Charles had his answer ready. “Well,” said he, “up to now all the local people have ever tried to do is damage the property. They try to break into the building. Or they steal grazing, they turn their animals in there unlawfully. The first act of Mrs. Somerville's was to appoint someone whom she knew would take close care of the place. I believe that if she owns it, she will turn it into a national treasure.”
There was something very convincing in the way he said it. No drama, no great legal clinching point—just a steady conviction. His evidence came across as, well, irrefutable.
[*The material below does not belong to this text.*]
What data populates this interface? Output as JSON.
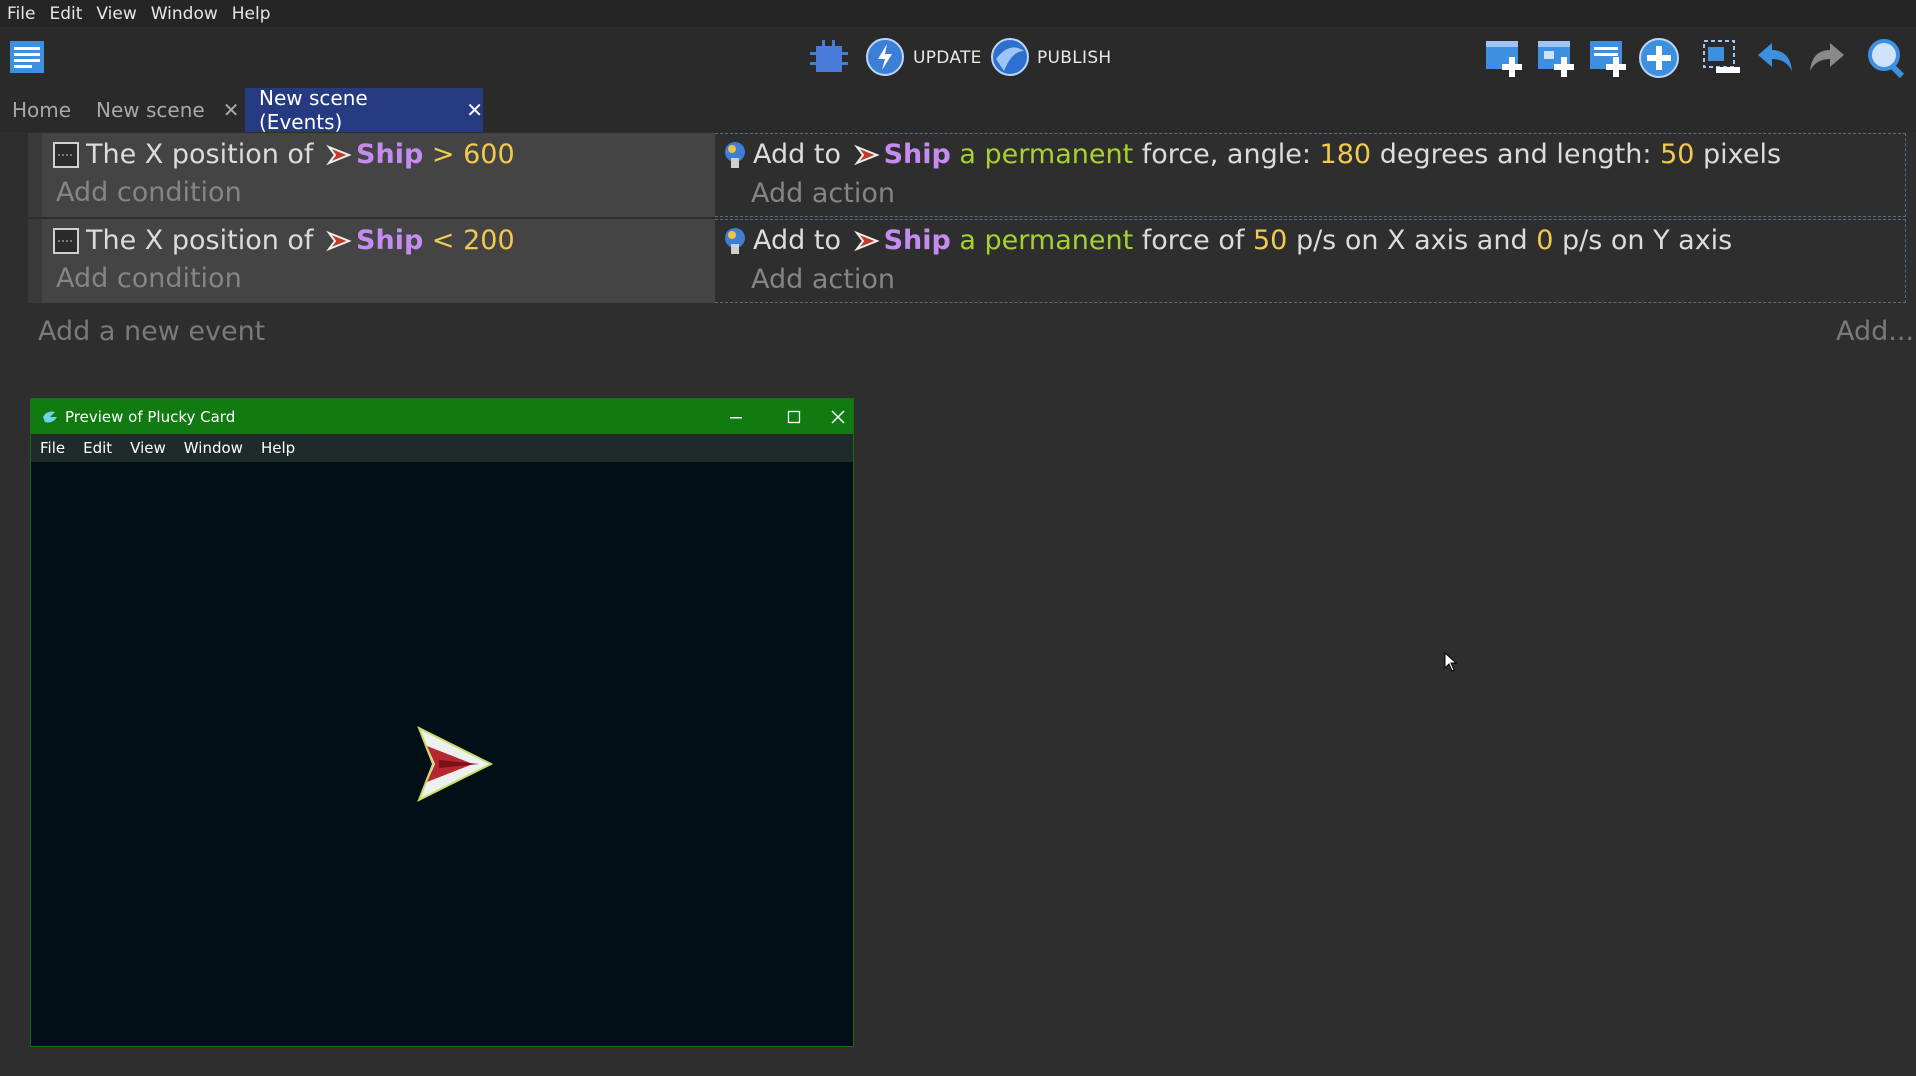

The final paragraphs of Mr. Prunty's note on the Tipperary Castle case assemble everything neatly.
“Months of delay and counterclaim had already stretched into years, and in 1911, the case was decided before Sir Michael King-Hamilton. The learned judge gave three lengthy disquisitions, one toward each side of the argument. First he dismissed the Crown's right to disperse the house and lands by sale. The learned judge said that he understood the great national interest in the case, given the recent direction that Irish lands had been taking ‘back into native hands.’ And in any case, the Crown had never taken any rights over this—still private—estate.
“Then he dismissed the claim by Mr. Dermot Noonan, a self-proclaimed member of Sinn Fein, who, via the provisions of the Wyndham Act, sought the property's ‘rightful return to the people of Tipperary from whom it had been taken by Plantation in the year 1587.’
“In his dismissal, the learned judge made comment upon Mr. Noonan's ‘meticulous and even scholarly Research, going back hundreds of years—some of which, it has to be said, eventually came to rest in that land where no proof may be adduced, the Land of Myth.’